Is Your Ranching Activity for Profit?
Rebuffing the IRS, the Tax Court found that a taxpayers’ ranching activities was an endeavor to be engaged in for profit. The taxpayer persuaded the court that his actions in cattle raising, hay cultivation and horse breeding were one activity, and he held genuine motives to generate a profit, despite a history of losses. The court cautioned, however, that it was not declaring the taxpayer’s ranching as for-profit “ad infinitum.” The taxpayer’s failure to rein-in future loss could bring the taxpayer back before the court a second time. Meaning a continual loss claim would be suspicious to the court and review of the individual’s motive would be scrutinized.
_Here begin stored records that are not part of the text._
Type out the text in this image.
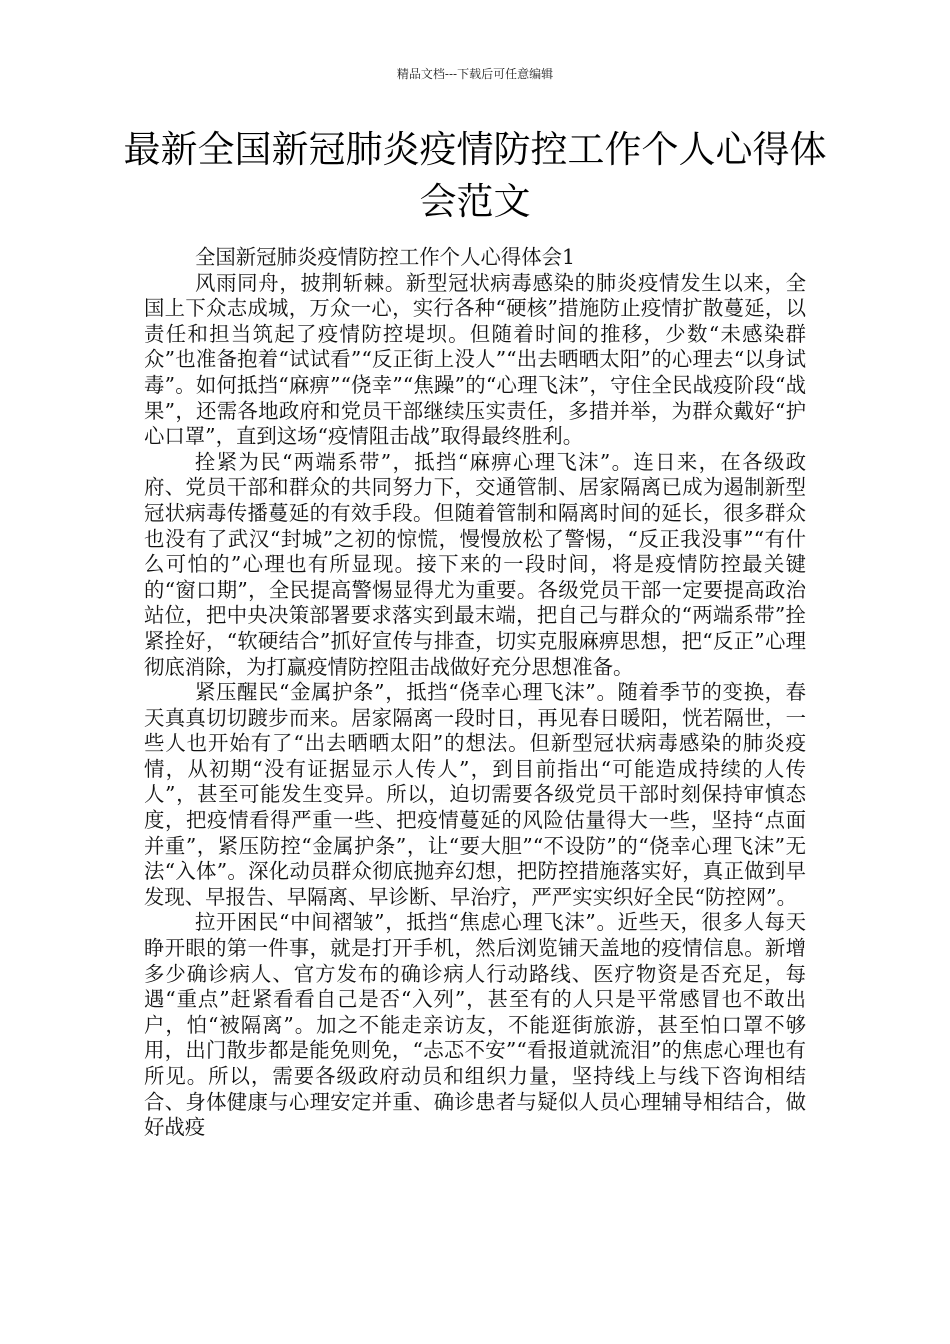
精品文档---下载后可任意编辑
最新全国新冠肺炎疫情防控工作个人心得体会范文

全国新冠肺炎疫情防控工作个人心得体会1

风雨同舟，披荆斩棘。新型冠状病毒感染的肺炎疫情发生以来，全国上下众志成城，万众一心，实行各种“硬核”措施防止疫情扩散蔓延，以责任和担当筑起了疫情防控堤坝。但随着时间的推移，少数“未感染群众”也准备抱着“试试看”“反正街上没人”“出去晒晒太阳”的心理去“以身试毒”。如何抵挡“麻痹”“侥幸”“焦躁”的“心理飞沫”，守住全民战疫阶段“战果”，还需各地政府和党员干部继续压实责任，多措并举，为群众戴好“护心口罩”，直到这场“疫情阻击战”取得最终胜利。

拴紧为民“两端系带”，抵挡“麻痹心理飞沫”。连日来，在各级政府、党员干部和群众的共同努力下，交通管制、居家隔离已成为遏制新型冠状病毒传播蔓延的有效手段。但随着管制和隔离时间的延长，很多群众也没有了武汉“封城”之初的惊慌，慢慢放松了警惕，“反正我没事”“有什么可怕的”心理也有所显现。接下来的一段时间，将是疫情防控最关键的“窗口期”，全民提高警惕显得尤为重要。各级党员干部一定要提高政治站位，把中央决策部署要求落实到最末端，把自己与群众的“两端系带”拴紧拴好，“软硬结合”抓好宣传与排查，切实克服麻痹思想，把“反正”心理彻底消除，为打赢疫情防控阻击战做好充分思想准备。

紧压醒民“金属护条”，抵挡“侥幸心理飞沫”。随着季节的变换，春天真真切切踱步而来。居家隔离一段时日，再见春日暖阳，恍若隔世，一些人也开始有了“出去晒晒太阳”的想法。但新型冠状病毒感染的肺炎疫情，从初期“没有证据显示人传人”，到目前指出“可能造成持续的人传人”，甚至可能发生变异。所以，迫切需要各级党员干部时刻保持审慎态度，把疫情看得严重一些、把疫情蔓延的风险估量得大一些，坚持“点面并重”，紧压防控“金属护条”，让“要大胆”“不设防”的“侥幸心理飞沫”无法“入体”。深化动员群众彻底抛弃幻想，把防控措施落实好，真正做到早发现、早报告、早隔离、早诊断、早治疗，严严实实织好全民“防控网”。

拉开困民“中间褶皱”，抵挡“焦虑心理飞沫”。近些天，很多人每天睁开眼的第一件事，就是打开手机，然后浏览铺天盖地的疫情信息。新增多少确诊病人、官方发布的确诊病人行动路线、医疗物资是否充足，每遇“重点”赶紧看看自己是否“入列”，甚至有的人只是平常感冒也不敢出户，怕“被隔离”。加之不能走亲访友，不能逛街旅游，甚至怕口罩不够用，出门散步都是能免则免，“忐忑不安”“看报道就流泪”的焦虑心理也有所见。所以，需要各级政府动员和组织力量，坚持线上与线下咨询相结合、身体健康与心理安定并重、确诊患者与疑似人员心理辅导相结合，做好战疫
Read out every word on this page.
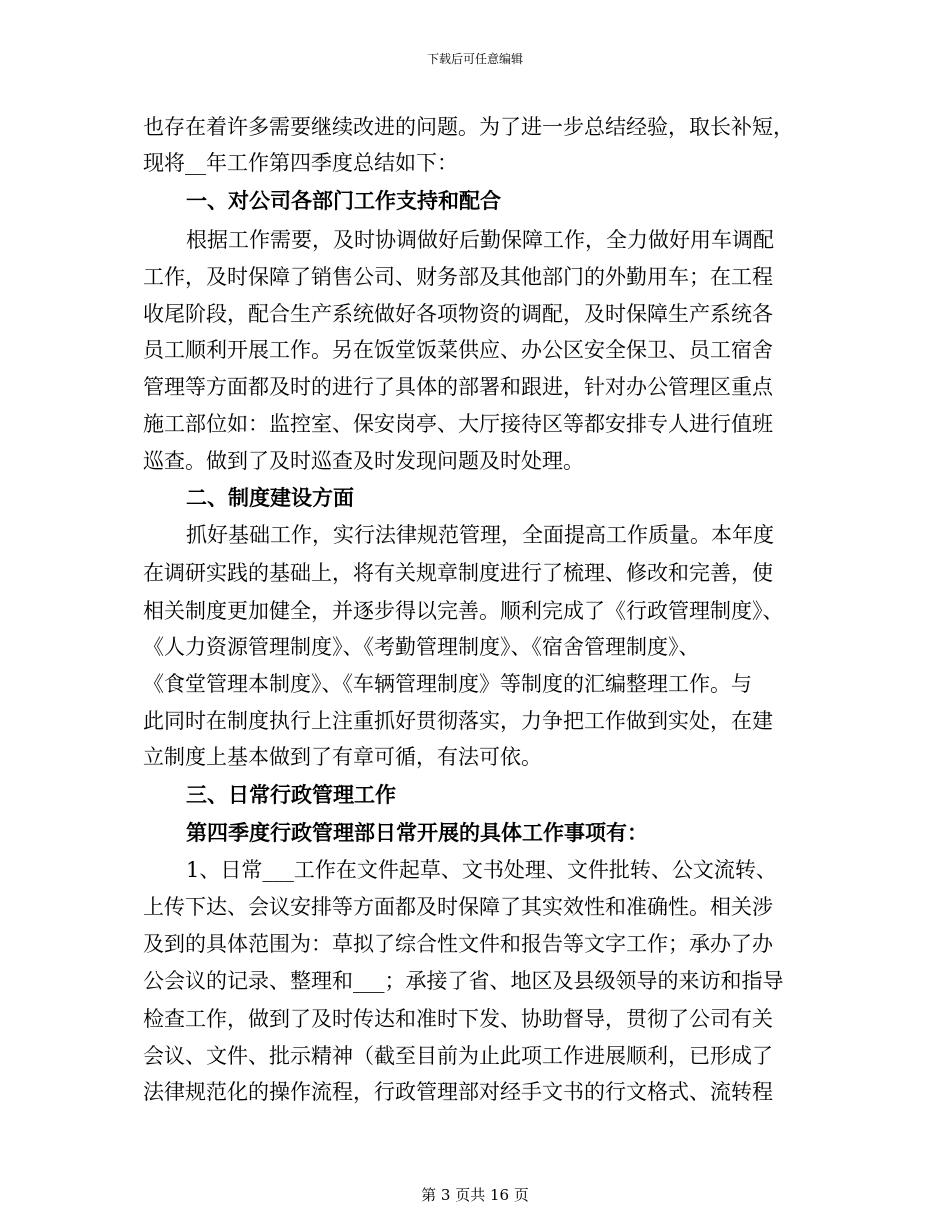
下载后可任意编辑
也存在着许多需要继续改进的问题。为了进一步总结经验，取长补短，
现将__年工作第四季度总结如下：
一、对公司各部门工作支持和配合
根据工作需要，及时协调做好后勤保障工作，全力做好用车调配
工作，及时保障了销售公司、财务部及其他部门的外勤用车；在工程
收尾阶段，配合生产系统做好各项物资的调配，及时保障生产系统各
员工顺利开展工作。另在饭堂饭菜供应、办公区安全保卫、员工宿舍
管理等方面都及时的进行了具体的部署和跟进，针对办公管理区重点
施工部位如：监控室、保安岗亭、大厅接待区等都安排专人进行值班
巡查。做到了及时巡查及时发现问题及时处理。
二、制度建设方面
抓好基础工作，实行法律规范管理，全面提高工作质量。本年度
在调研实践的基础上，将有关规章制度进行了梳理、修改和完善，使
相关制度更加健全，并逐步得以完善。顺利完成了《行政管理制度》、
《人力资源管理制度》、《考勤管理制度》、《宿舍管理制度》、
《食堂管理本制度》、《车辆管理制度》等制度的汇编整理工作。与
此同时在制度执行上注重抓好贯彻落实，力争把工作做到实处，在建
立制度上基本做到了有章可循，有法可依。
三、日常行政管理工作
第四季度行政管理部日常开展的具体工作事项有：
1、日常___工作在文件起草、文书处理、文件批转、公文流转、
上传下达、会议安排等方面都及时保障了其实效性和准确性。相关涉
及到的具体范围为：草拟了综合性文件和报告等文字工作；承办了办
公会议的记录、整理和___；承接了省、地区及县级领导的来访和指导
检查工作，做到了及时传达和准时下发、协助督导，贯彻了公司有关
会议、文件、批示精神（截至目前为止此项工作进展顺利，已形成了
法律规范化的操作流程，行政管理部对经手文书的行文格式、流转程
第 3 页共 16 页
The background of the taxpayer is that thirty years ago, the taxpayer purchased the ranch. The ranching activities involved cattle, hay and horses. The taxpayer reported significant losses for 2007, 2008, 2009, and 2010. The IRS determined that the taxpayer’s ranching activity was not engaged in for profit. The taxpayer disagreed and sought relief in the Tax Court. So how does this case pan out for the court?
The court first determined that the multiple activities are sufficiently interconnected to be treated as one activity. Stating that they are the degree of organizational and economic interrelationship of the undertakings separate or together. Here, the taxpayer was engaged in three activities on the ranch, these activities the court found were interconnected. The taxpayer had a genuine profit motive in the interconnected activities according to the court. The taxpayer conducted the ranching operations in a business-like manner, and he had been involved in agriculture for more than 50 years. Finally the taxpayer employed skilled workers to run the ranch.